Archive for March, 2006

low-tech lecture

Wednesday, March 15th, 2006

I am sitting in my graduate level UMASS-Boston Adolescence class now and on my laptop, trying desperately to maintain the “very low” connection I picked up from some location called “cupcake.” At the beginning of class, the professor was unable to get the light of the overhead projector on. He remarked to me, “This must be what you experience in the Boston Public Schools.”

In most BPS schools, yes, it would be. But at TechBoston Academy, the model for future public schools, I am lucky enough to have access to more modern tools to teach with. At TBA, we work in a wireless, networked environment where everyone, including students, has their own laptop. I use an LCD projector which connects my laptop to a SMART board. When I lecture, I make animated, colorful, creative power point presentations, and I use the SMART board to annotate my slides on the projection. I can save my notes and drawings onto a networked drive which students can access. I maintain a web site where I post the assignments, daily agenda, handouts, and resources. I incorporate offline and online activities into my lectures.

After unplugging and plugging the projector back in, the professor realized he had not turned the projector light switch on. Hooray!

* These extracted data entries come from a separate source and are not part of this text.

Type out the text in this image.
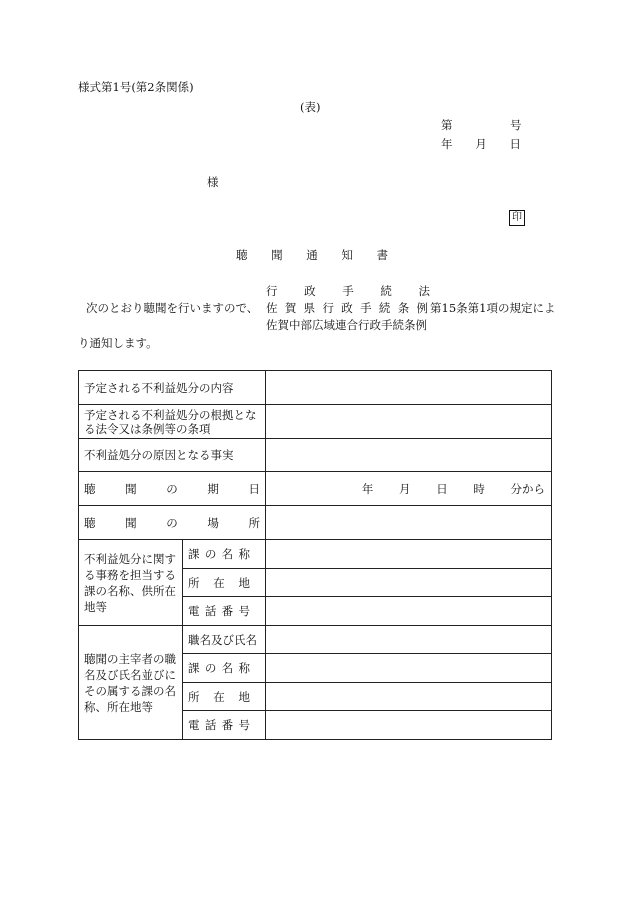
様式第1号(第2条関係)
(表)
第	号
年 月 日
様
印
聴 聞 通 知 書
行 政 手 続 法
次のとおり聴聞を行いますので、 佐 賀 県 行 政 手 続 条 例 第15条第1項の規定によ
佐賀中部広域連合行政手続条例
り通知します。
予定される不利益処分の内容		
予定される不利益処分の根拠となる法令又は条例等の条項		
不利益処分の原因となる事実		

聴 聞 の 期 日		年 月 日 時 分から

聴 聞 の 場 所		

不利益処分に関する事務を担当する課の名称、供所在地等	課 の 名 称	

	所 在 地	

	電 話 番 号	

聴聞の主宰者の職名及び氏名並びにその属する課の名称、所在地等	職名及び氏名	

	課 の 名 称	

	所 在 地	

	電 話 番 号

He could continue his 3 hour black and white text on transparency lecture in the yellow light of the classroom!And yet I complain that our school does not do enough with and through technology?

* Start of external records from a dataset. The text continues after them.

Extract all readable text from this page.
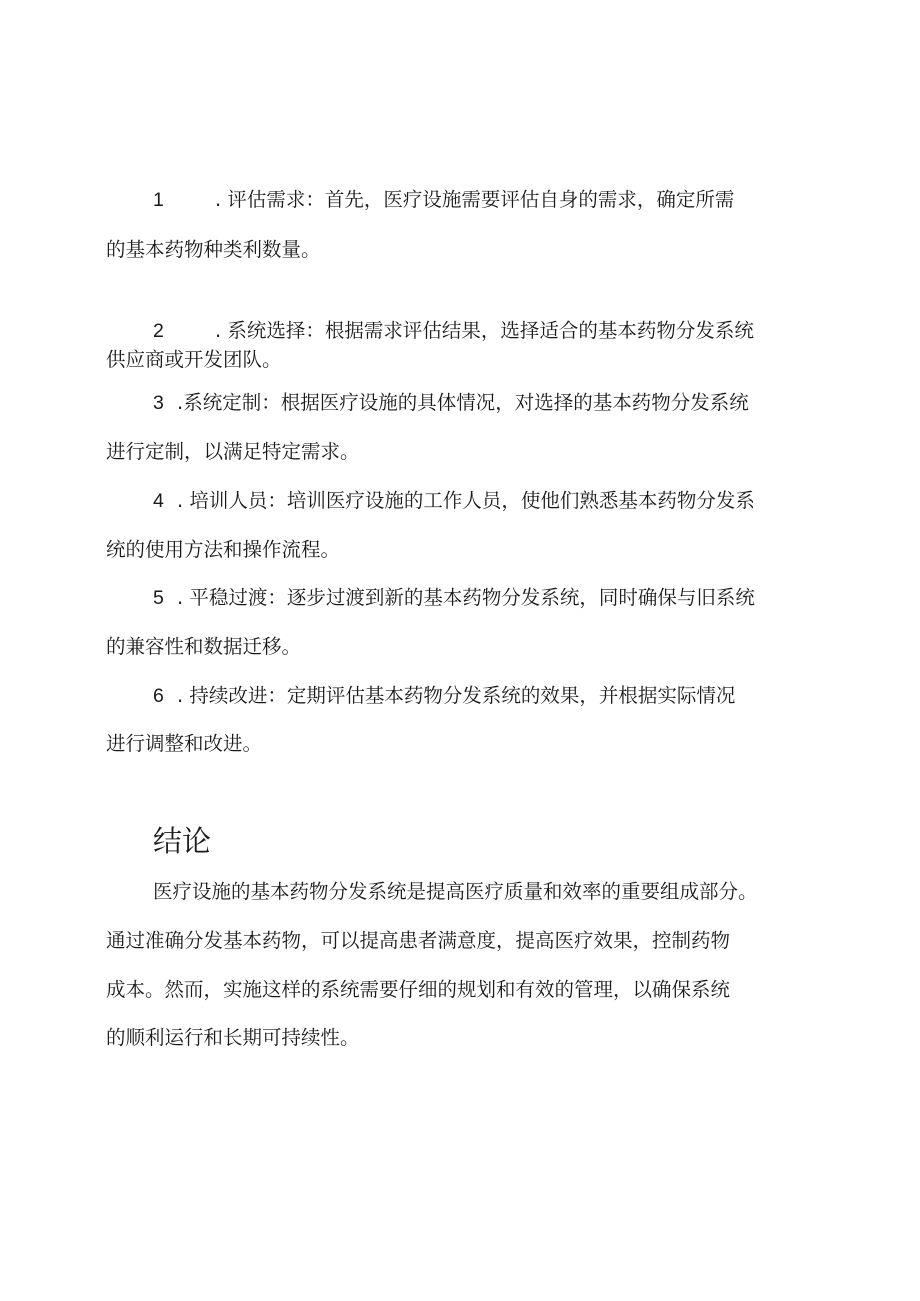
1	. 评估需求：首先，医疗设施需要评估自身的需求，确定所需
的基本药物种类利数量。
2	. 系统选择：根据需求评估结果，选择适合的基本药物分发系统
供应商或开发团队。
3 .系统定制：根据医疗设施的具体情况，对选择的基本药物分发系统
进行定制，以满足特定需求。
4 . 培训人员：培训医疗设施的工作人员，使他们熟悉基本药物分发系
统的使用方法和操作流程。
5 . 平稳过渡：逐步过渡到新的基本药物分发系统，同时确保与旧系统
的兼容性和数据迁移。
6 . 持续改进：定期评估基本药物分发系统的效果，并根据实际情况
进行调整和改进。
结论
医疗设施的基本药物分发系统是提高医疗质量和效率的重要组成部分。
通过准确分发基本药物，可以提高患者满意度，提高医疗效果，控制药物
成本。然而，实施这样的系统需要仔细的规划和有效的管理，以确保系统
的顺利运行和长期可持续性。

If TBA is indeed the model for future schools, then the model needs to be replicated sooner rather than later. And surprisingly, it looks like it needs to be implemented in some college and university classrooms! We don’t have it ALL figured out, but I am proud and confident enough to say that we are definitely leading the way.

What IS certain is that my students are lucky to be at TBA! They would be MISERABLE in a class like this!

(so I couldn’t post this to my blog at the time that I wrote it because the connection was so low, so does this count as “blogging” or am I just “posting” it? [Insert the obvious “gratuitous nerd alert” comment here]

oooo…it’s Origami

Thursday, March 9th, 2006

Ta-Da!

Microsoft unveiled its mysterious “origami” product today. Looks super slick – a paperback-sized pocket PC with 60GB of RAM and a touch screen interface with high resolution for video and heavy app viewing. USB ports for any peripherals, and a QWERTY keyboard on screen if needed. Oh, but it’s not called “origami.” It’s something even more hip-sounding : “Ultra-Mobile PC.” Oh, Bill. You are one cool dude.

Comes out in April!

Client : TEEN Voices

Tuesday, March 7th, 2006

I provided curriculum development and training to TEEN Voices, the magazine published for and by teenage girls. Women Express, Inc. offers a variety of programs, works with girls world-wide, and publishes Teen Voices print and online magazines. I was hired to develop a curriculum which helped teach teen girls how to make an online version of their magazine. I delivered a schedule of weekly objectives, detailed lesson plans, and sample projects to Teen Voices and they were very pleased!

The program is being taught to approximately 50 teen girls in downtown Boston as we speak!

When do you become an “adult”?

Monday, March 6th, 2006

I am currently enrolled in a Human Development course called “Adolescence”, and yes, you guessed it!, we’re studying the precious period in all of our lives know to many as “puberty.” In reality, puberty is only one short phase of an extremely long and confusing transition from childhood to adulthood. (“Confusing” does not always mean it was a negative experience – you may remember a quite enjoyable adolescence! In fact, although we typically think of adolescence as a tumultuous time, studies show that it is not that traumatic a transition for most people) . There are indeed physical changes, (which may have occurred at later ages for some of us (ahem!), but there are also cognitive changes and social transitions which vary based on culture, environment, religion, society and heredity. The passage into adulthood in contemporary society is in fact quite cloudy, with no clear-cut age and/or ritual at which adolescence is finally over with. Think about it : society allows us to drive at 16, see R movies at 17, vote at 18, and drink at 21 – all “adult” priveleges. Why not give it to us all at once at ONE age, so we’d know, at ___ years old, we are officially adults?

The question in the text book (Steinberg, Adolescence) jumps out at me from the page :
“When did you become (or when will you) an adult?”